Palm VII Field Trial
It comes with 2 mb RAM and a host of PQAs -- Palm Query Apps, including MapQuest, Yahoo! People Search, E*Trade, ESPN.com, ABCNews, and OAG flights, to name a few. It also has the standard applications, including (I have a Pilot 1000 upgraded to 1MB normally) an app for the Graffiti chart so you don't have to use your pen shortcut for it and all of the other normal apps.
I've tested numerous 3rd party apps with it and they all work just fine, including games with greyscale!
The "backlighting" isn't. The pixels themselves glow green when you activate the lighting. That's right... the pixels glow green, not the background. It looks really odd at first, but you get used to it. No more using your Palm units as night lights, folks. :-)
The service is good, but they're still working out the prices for air-time (metered by the KB) and the actual units.
A couple of VERY nice features are that most of the web sites which you hit with the PQAs will warn you if a download is more than 1kb, and on the e-mail it will only download the first 500 or so bytes and then tell you how much is left, so you can opt to get more, get all that's left, or delete the message without spending your KBs for the month.
Overall, I am very impressed with the unit and we have some solid potential uses here at my company for this new technology. I would strongly urge anyone who is working and developing PalmOS applications for business use to look into the Palm VII for applications which need to access large amounts of data on the run.

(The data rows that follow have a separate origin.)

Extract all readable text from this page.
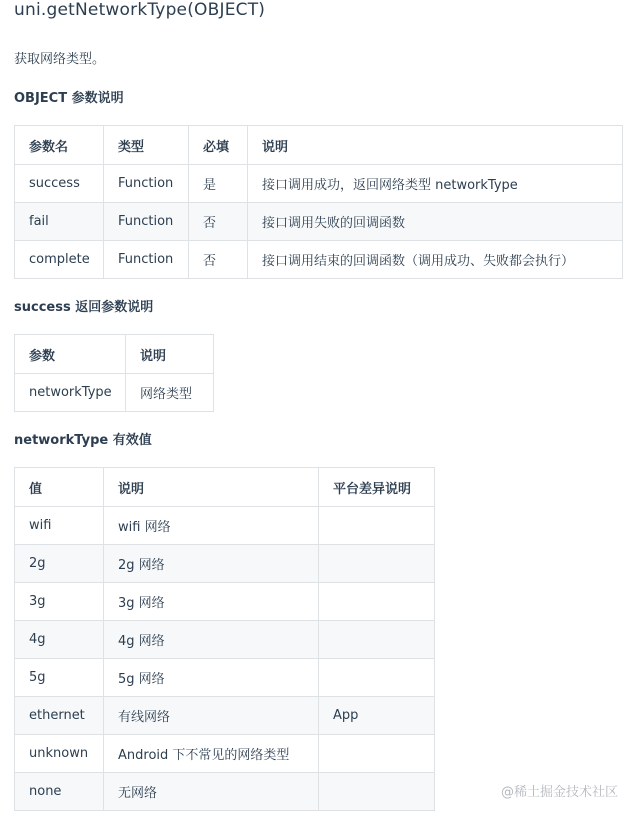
uni.getNetworkType(OBJECT)

获取网络类型。

OBJECT 参数说明
参数名	类型	必填	说明
success	Function	是	接口调用成功，返回网络类型 networkType
fail	Function	否	接口调用失败的回调函数
complete	Function	否	接口调用结束的回调函数（调用成功、失败都会执行）
success 返回参数说明
参数	说明
networkType	网络类型
networkType 有效值
值	说明	平台差异说明
wifi	wifi 网络	
2g	2g 网络	
3g	3g 网络	
4g	4g 网络	
5g	5g 网络	
ethernet	有线网络	App
unknown	Android 下不常见的网络类型	
none	无网络		@稀土掘金技术社区
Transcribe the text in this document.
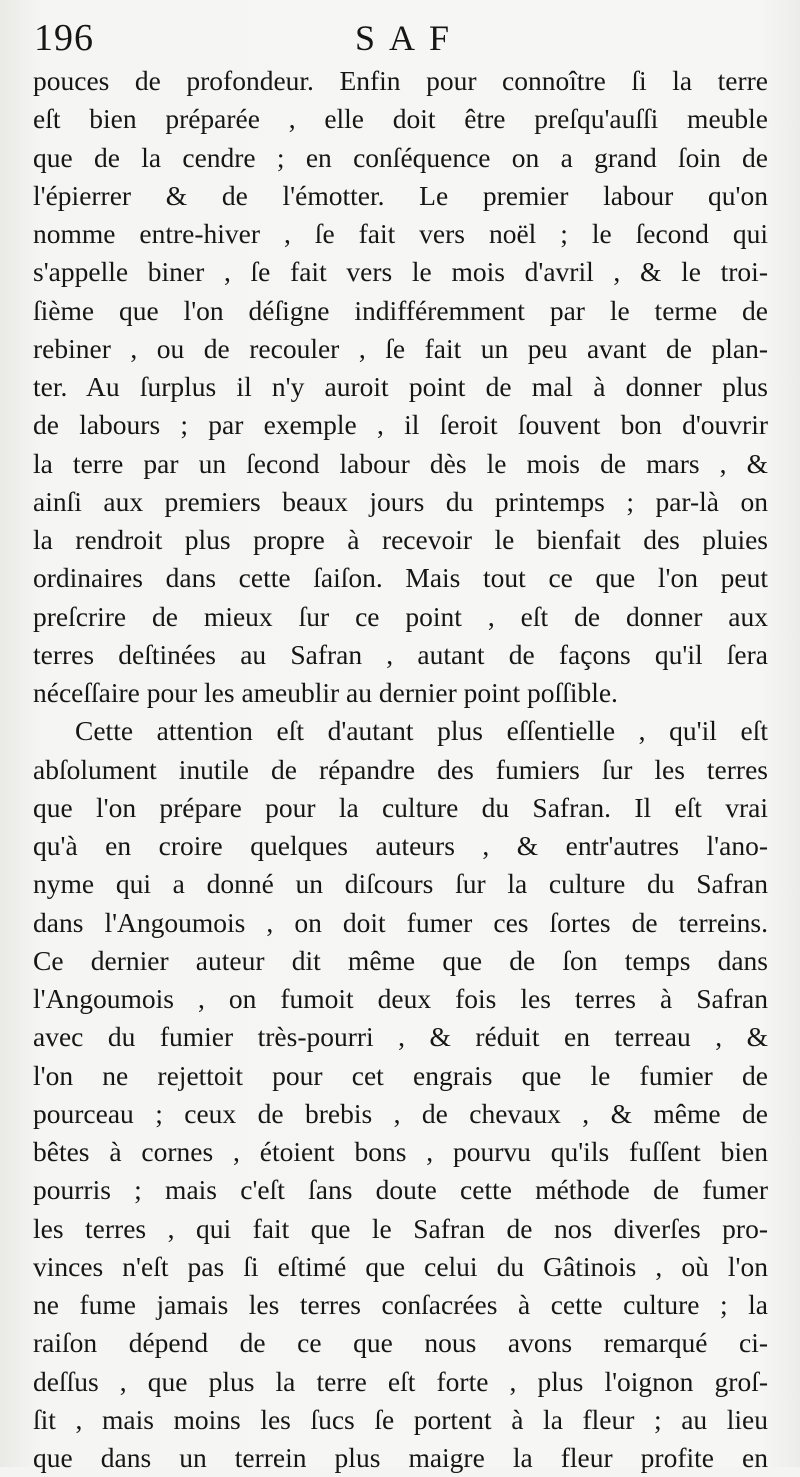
196	SAF
pouces de profondeur. Enfin pour connoître ſi la terre
eſt bien préparée , elle doit être preſqu'auſſi meuble
que de la cendre ; en conſéquence on a grand ſoin de
l'épierrer & de l'émotter. Le premier labour qu'on
nomme entre-hiver , ſe fait vers noël ; le ſecond qui
s'appelle biner , ſe fait vers le mois d'avril , & le troi-
ſième que l'on déſigne indifféremment par le terme de
rebiner , ou de recouler , ſe fait un peu avant de plan-
ter. Au ſurplus il n'y auroit point de mal à donner plus
de labours ; par exemple , il ſeroit ſouvent bon d'ouvrir
la terre par un ſecond labour dès le mois de mars , &
ainſi aux premiers beaux jours du printemps ; par-là on
la rendroit plus propre à recevoir le bienfait des pluies
ordinaires dans cette ſaiſon. Mais tout ce que l'on peut
preſcrire de mieux ſur ce point , eſt de donner aux
terres deſtinées au Safran , autant de façons qu'il ſera
néceſſaire pour les ameublir au dernier point poſſible.
Cette attention eſt d'autant plus eſſentielle , qu'il eſt
abſolument inutile de répandre des fumiers ſur les terres
que l'on prépare pour la culture du Safran. Il eſt vrai
qu'à en croire quelques auteurs , & entr'autres l'ano-
nyme qui a donné un diſcours ſur la culture du Safran
dans l'Angoumois , on doit fumer ces ſortes de terreins.
Ce dernier auteur dit même que de ſon temps dans
l'Angoumois , on fumoit deux fois les terres à Safran
avec du fumier très-pourri , & réduit en terreau , &
l'on ne rejettoit pour cet engrais que le fumier de
pourceau ; ceux de brebis , de chevaux , & même de
bêtes à cornes , étoient bons , pourvu qu'ils fuſſent bien
pourris ; mais c'eſt ſans doute cette méthode de fumer
les terres , qui fait que le Safran de nos diverſes pro-
vinces n'eſt pas ſi eſtimé que celui du Gâtinois , où l'on
ne fume jamais les terres conſacrées à cette culture ; la
raiſon dépend de ce que nous avons remarqué ci-
deſſus , que plus la terre eſt forte , plus l'oignon groſ-
ſit , mais moins les ſucs ſe portent à la fleur ; au lieu
que dans un terrein plus maigre la fleur profite en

No, I am not a Palm Computing or 3 COM employee. I just think PalmOS is a great OS to use for handhelds and it's great that there are good Linux apps out there for development, so I can limit my Windows time to playing games with my 4 yr old.
-Q "
Would be interested in knowing (1) what wireless carrier was used, and (2) what wireless data comm technology was used, e.g., CDPD, Paging network, Analog cellular, etc.
When it's doing its thing, it's awesome. I've had some problems with the net-bound mail taking anywhere up to 1/2 an hour to leave their network but unit to unit communication is almost instant.
I hear that the wireless access on this thing is limited to HTTP access, through a proxy, to things that have a PQA and maybe even a special deal with 3Com. If that's true, that's not cool. Using a Ricochet modem, people in the San Francisco Bay Area can get full, real, bi-directional TCP/IP support on anything going back to the Palm Professional. They can then use any of a large number of Pilot network apps of all descriptions, including things like an SSH client. If that's not possible on the new model, it is a real step backwards (except for the wider service area).
As a long time (2.5 years) Palm user, I am afraid that 3Com is taking Palm in the wrong direction. The market perception is that Palm is not evolving while the WinCE platform is.
:-)
Yes, the PalmOS doesn't need much RAM, but they really should put more RAM into the little buggers. Color - boy, they've missed the boat on this one. Color always sells more - look TV, the PC and the Mac. Once color became available, nobody wanted monochrome. And the Palm V - people are already referring to them as the "Lady Palm" - just look at their latest ad in Wired! They slimed it down so it will fit in a purse - come on, ladies - what's wrong with wearin' 'em on your belt?
As for programming them, the Palm may be easier to code for than WinCE, but then again, you're coding for a 15 year old Mac SE disguised as a handheld! 16MHz 68000, 2MB RAM, monochrome display, proprietary OS...
I keep eyeing the new WinCE handhelds because I think color is cool but - there's the battery life issue and big bad Microsoft.
How far away is Handspring (Jeff Hawkins/Donna Dubinsky - Pilot creators) away from their initial product?